In saying “What I have written, I have written”, Pilate intends to mock the Jewish leaders who are condemning an innocent man to protect their own power and privilege. Instead, Pilate’s sarcastic one liner inadvertently proclaims the Gospel that Jesus is the King who brings fulfillment to all the hopes and dreams of the Jewish religion by his embodiment of God’s self-sacrificial Love (in other words: The entire trajectory of the Hebrew Scriptures points to a God of Christlike Love). Thus, what is most ironic about Pilate’s irony is that it reaches past irony and touches sincerity. In Pilate, cynical irony has effectively spent itself only to find the sincerity it was seeking (and hiding from) all along.
This is because cynicism, despite its battle hardened toughness, is really a response to pain and vulnerability. It is a rhetorical pose we take to shield ourselves from being further hurt by the hypocrisy and malevolence of other people. Cynicism is a cry that people ought to be better than they are, that society ought to be healthier than it is, but that will never happen, so we need to prepare for more pain instead. Cynicism thus is a kind of psychological callous. And like a callous on the palms prepares our hand to work with abrasive and painful materials, so also cynicism prepares our hearts to work with abrasive and painful people.
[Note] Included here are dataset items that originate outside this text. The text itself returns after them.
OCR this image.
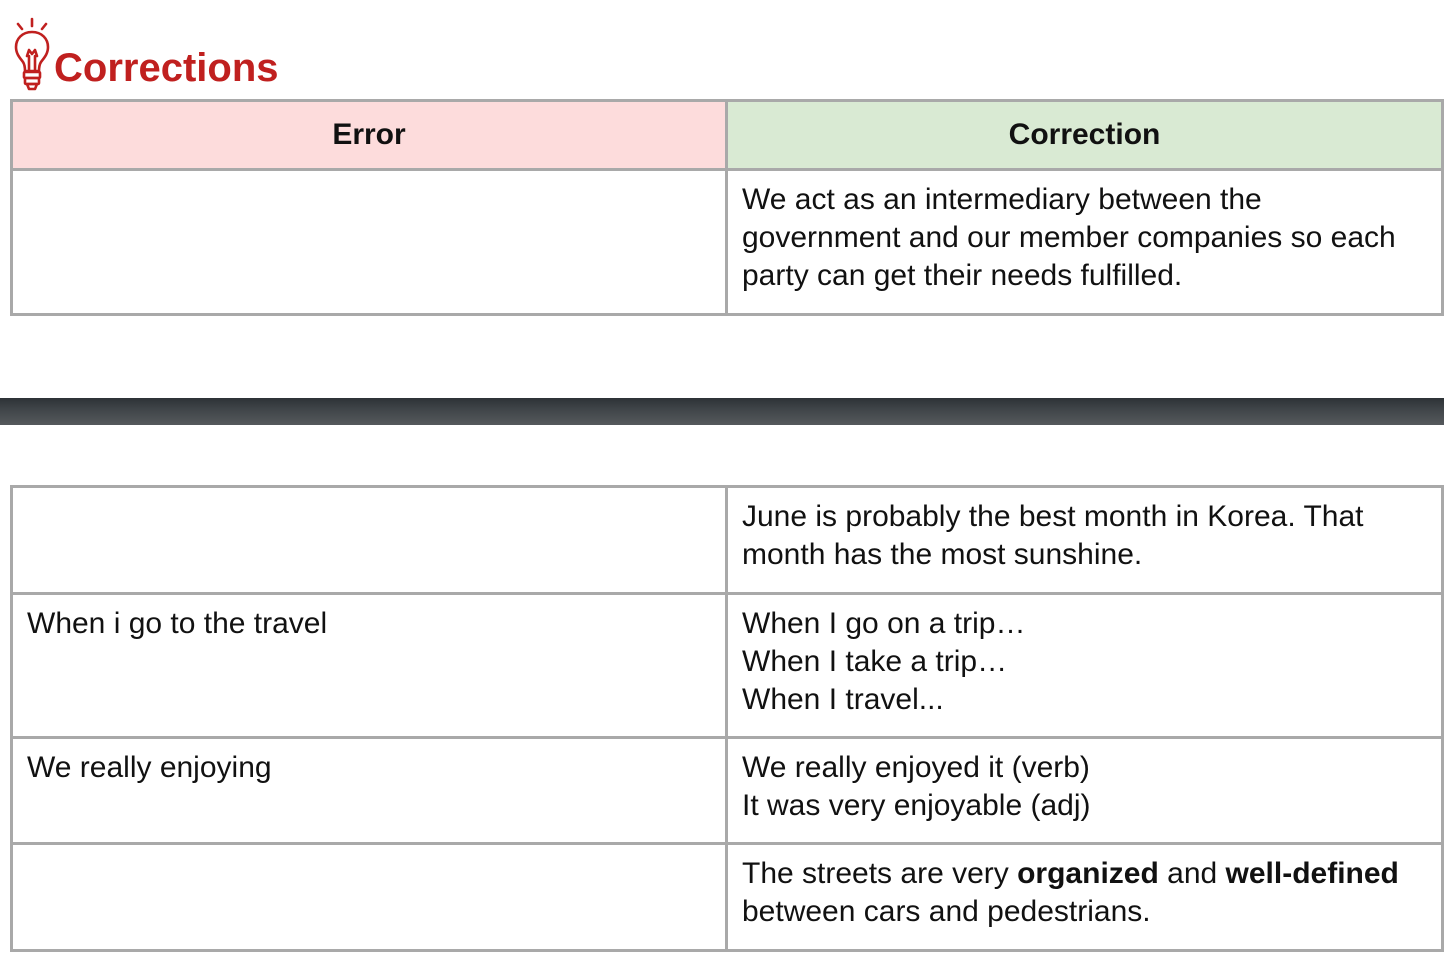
Corrections
Error	Correction
	We act as an intermediary between the government and our member companies so each party can get their needs fulfilled.
	June is probably the best month in Korea. That month has the most sunshine.
When i go to the travel	When I go on a trip…
When I take a trip…
When I travel...

We really enjoying	We really enjoyed it (verb)
It was very enjoyable (adj)

	The streets are very organized and well-defined between cars and pedestrians.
Cynicism accomplishes this through irony: The reversal of sincerity, under the guise of sincerity. Sincerity hopes for the best outcomes, and expects the best of people. Cynicism mouths the words of sincerity, but means the precise opposite: That hope for the best outcome is naive, and only the worst is realistic. That, if we are smart, we ought to expect the worst of people because they will let us down every time. Cynicism uses sincerity as a kind of parasite, to mock and destroy sincerity by using the very words and expectations of sincerity to show that sincerity is naive and ridiculous. Cynicism pretends to know that the only things that are Real are entropy, betrayal, destruction, and meaninglessness.
Until Pilate. Christ uses the deconstructive power of cynicism to deconstruct itself and point beyond itself back to Hope. Because at the very core of cynicism is a yearning, a festering splinter, that bears witness by its persistent pain that things ought to be better than they are... If only we could believe that and hope that. When cynicism loses this splinter of hope irritating the conscience, it becomes cruelty and sadism and hate. A cynical soul still has hope. It can still change. It can still recognize Reality, despite all the pain that involves. A cruel soul has ceased to be human and has become hell on Earth.
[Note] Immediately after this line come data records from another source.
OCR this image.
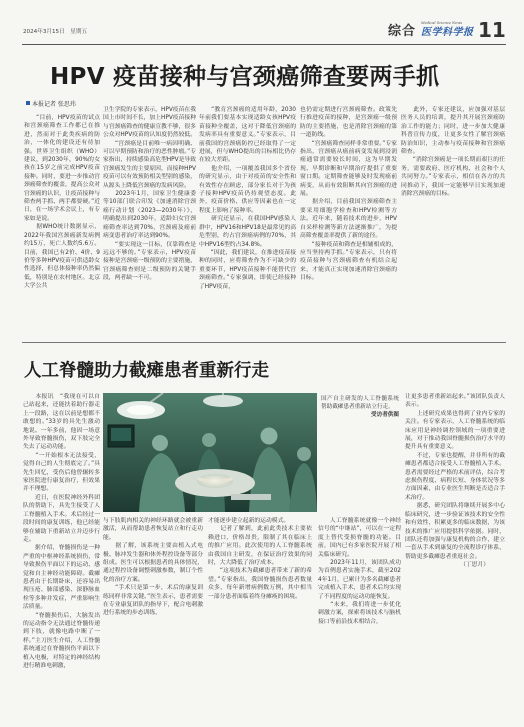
2024年3月15日　星期五	综合
Medical Science News
医学科学报 11
HPV 疫苗接种与宫颈癌筛查要两手抓
本报记者 张思玮
　　“目前，HPV疫苗的试点和宫颈癌筛查工作都已在推进，然而对于此类疾病的防治，一体化的建设还有待加强。世界卫生组织（WHO）建议，到2030年，90%的女孩在15岁之前完成HPV疫苗接种。同时，要进一步推动宫颈癌筛查的覆盖，提高公众对宫颈癌的认识，让疫苗接种与筛查两手抓、两手都要硬。”近日，在一场学术会议上，有专家如是说。
　　据WHO统计数据显示，2022年我国宫颈癌新发病例约15万，死亡人数约5.6万。目前，我国已有2价、4价、9价等多种HPV疫苗可供适龄女性选择，但总体接种率仍然偏低，特别是在农村地区。北京大学公共
卫生学院的专家表示，HPV疫苗在我国上市时间不长，加上HPV疫苗接种与宫颈癌筛查的健康宣教不够，很多公众对HPV疫苗的认知度仍然较低。
　　“宫颈癌是目前唯一病因明确、可以早期预防和治疗的恶性肿瘤。”专家指出，持续感染高危型HPV是导致宫颈癌发生的主要原因，而接种HPV疫苗可以有效预防相关型别的感染，从源头上降低宫颈癌的发病风险。
　　2023年1月，国家卫生健康委等10部门联合印发《加速消除宫颈癌行动计划（2023—2030年）》，明确提出到2030年，适龄妇女宫颈癌筛查率达到70%，宫颈癌及癌前病变患者治疗率达到90%。
　　“要实现这一目标，仅靠筛查是远远不够的。”专家表示，HPV疫苗接种是宫颈癌一级预防的主要措施，宫颈癌筛查则是二级预防的关键手段，两者缺一不可。
　　“教育宫颈癌的适用年龄，2030年前我们要基本实现适龄女孩HPV疫苗接种全覆盖，这对于降低宫颈癌的发病率具有重要意义。”专家表示，目前我国的宫颈癌防控已经取得了一定进展，但与WHO提出的目标相比仍存在较大差距。
　　他介绍，一项覆盖我国多个省份的研究显示，由于对疫苗的安全性和有效性存在顾虑，部分家长对于为孩子接种HPV疫苗仍持观望态度。此外，疫苗价格、供应等因素也在一定程度上影响了接种率。
　　研究还显示，在我国HPV感染人群中，HPV16和HPV18是最常见的高危型别，约占宫颈癌病例的70%，其中HPV16型约占34.8%。
　　“因此，我们建议，在推进疫苗接种的同时，应将筛查作为不可缺少的重要环节，HPV疫苗接种不能替代宫颈癌筛查。”专家强调，即使已经接种了HPV疫苗，
也仍需定期进行宫颈癌筛查。政策先行推进疫苗的接种，是宫颈癌一级预防的主要措施，也是消除宫颈癌的第一道防线。
　　“宫颈癌筛查同样非常重要。”专家指出，宫颈癌从癌前病变发展到浸润癌通常需要较长时间，这为早期发现、早期诊断和早期治疗提供了重要窗口期。定期筛查能够及时发现癌前病变，从而有效阻断其向宫颈癌的进展。
　　据介绍，目前我国宫颈癌筛查主要采用细胞学检查和HPV检测等方法。近年来，随着技术的进步，HPV自采样检测等新方法逐渐推广，为提高筛查覆盖率提供了新的途径。
　　“接种疫苗和筛查是相辅相成的，应当坚持两手抓。”专家表示，只有将疫苗接种与宫颈癌筛查有机结合起来，才能真正实现加速消除宫颈癌的目标。
　　此外，专家还建议，应加强对基层医务人员的培训，提升其开展宫颈癌防治工作的能力；同时，进一步加大健康科普宣传力度，让更多女性了解宫颈癌防治知识，主动参与疫苗接种和宫颈癌筛查。
　　“消除宫颈癌是一项长期而艰巨的任务，需要政府、医疗机构、社会和个人共同努力。”专家表示，相信在各方的共同推动下，我国一定能够早日实现加速消除宫颈癌的目标。
人工脊髓助力截瘫患者重新行走
　　本报讯　“我现在可以自己站起来，还能扶着助行器走上一段路，这在以前是想都不敢想的。”33岁的具先生激动地说。一年多前，他因一场意外导致脊髓损伤，双下肢完全失去了运动功能。
　　“一开始根本无法接受，觉得自己的人生彻底完了。”具先生回忆，受伤后他曾辗转多家医院进行康复治疗，但效果并不理想。
　　近日，在医院神经外科团队的帮助下，具先生接受了人工脊髓植入手术。术后经过一段时间的康复训练，他已经能够在辅助下重新站立并迈步行走。
　　据介绍，脊髓损伤是一种严重的中枢神经系统损伤，常导致损伤平面以下的运动、感觉和自主神经功能障碍。截瘫患者由于长期卧床，还容易出现压疮、肺部感染、深静脉血栓等多种并发症，严重影响生活质量。
　　“脊髓损伤后，大脑发出的运动指令无法通过脊髓传递到下肢，就像电路中断了一样。”主刀医生介绍，人工脊髓系统通过在脊髓损伤平面以下植入电极，对特定的神经结构进行精准电刺激，
国产自主研发的人工脊髓系统帮助截瘫患者重新站立行走。
受访者供图
与下肢肌肉相关的神经环路就会被重新激活，从而帮助患者恢复站立和行走功能。
　　据了解，该系统主要由植入式电极、脉冲发生器和体外程控设备等部分组成。医生可以根据患者的具体情况，通过程控设备调整刺激参数，制订个性化的治疗方案。
　　“手术只是第一步，术后的康复训练同样非常关键。”医生表示，患者需要在专业康复团队的指导下，配合电刺激进行系统的步态训练，
才能逐步建立起新的运动模式。
　　记者了解到，此前此类技术主要依赖进口，价格昂贵，限制了其在临床上的推广应用。此次使用的人工脊髓系统由我国自主研发，在保证治疗效果的同时，大大降低了治疗成本。
　　“这项技术为截瘫患者带来了新的希望。”专家指出，我国脊髓损伤患者数量众多，每年新增病例数万例，其中相当一部分患者面临着终身瘫痪的困境。
　　人工脊髓系统就像一个神经信号的“中继站”，可以在一定程度上替代受损脊髓的功能。目前，国内已有多家医院开展了相关临床研究。
　　2023年11月，该团队成功为首例患者实施手术，截至2024年1月，已累计为多名截瘫患者完成植入手术，患者术后均实现了不同程度的运动功能恢复。
　　“未来，我们将进一步优化刺激方案，探索将该技术与脑机接口等前沿技术相结合，
让更多患者重新站起来。”该团队负责人表示。
　　上述研究成果也得到了业内专家的关注。有专家表示，人工脊髓系统的临床应用是神经调控领域的一项重要进展，对于推动我国脊髓损伤治疗水平的提升具有重要意义。
　　不过，专家也提醒，并非所有的截瘫患者都适合接受人工脊髓植入手术。患者需要经过严格的术前评估，综合考虑损伤程度、病程长短、身体状况等多方面因素，由专业医生判断是否适合手术治疗。
　　据悉，研究团队将继续开展多中心临床研究，进一步验证该技术的安全性和有效性，积累更多的临床数据，为该技术的推广应用提供科学依据。同时，团队还将加强与康复机构的合作，建立一套从手术到康复的全流程诊疗体系，帮助更多截瘫患者重返社会。
　　　　　　　　　　（丁思月）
So through Pilate’s jaded worldliness, we glimpse that Hope for which cynicism secretly longs: Crucified yet triumphant over destruction. In Pilate, cynicism has effectively overcome itself and revealed its own secret hope, although Pilate does not yet recognize this when we leave him in the Gospel story. And yet, for the jaded and worldly wise reader— the quintessential postmodern reader— what we have is this:
1. We start with sincerity, when words and actions naively and directly point to the Reality they represent.
2. We next move to deception and hypocrisy, when words and actions mean precisely the opposite of Reality, because they are attempting to deceive and use others to get what they want.
3. Then we move to Cynicism, the defensive callous to protect from hypocrisy and deception by feigning the words and actions of sincerity in the ironic reversal of sincerity, to indicate that everything is broken and everyone is a deceptive hypocrite. Cynicism screams: Don’t trust anyone.
4. And finally, the reversal of Cynicism happens when it’s pretended sincerity winds up actually pointing to the Reality it thought was too good to be true.
Pilate has moved through all of these stages, and now he sits face to face with the Life that cannot be defeated and the Love that cannot be killed. Yet he doesn’t realize it. And it leaves us wondering: Will he be able to see past the protective walls of his Cynicism to glimpse that what he has yearned for all along is staring at him in the face?
We don’t know from this Gospel Story. But ultimately Pilate’s story is not our main concern. Our main concern is rather our own soul. Our souls are enlightened, technological, postmodern, worldly wise, jaded, and cynical. Yet, we have the fulfillment of our secret hidden hopes staring us face to face in the face of Jesus. But do we still have the capacity to recognize it?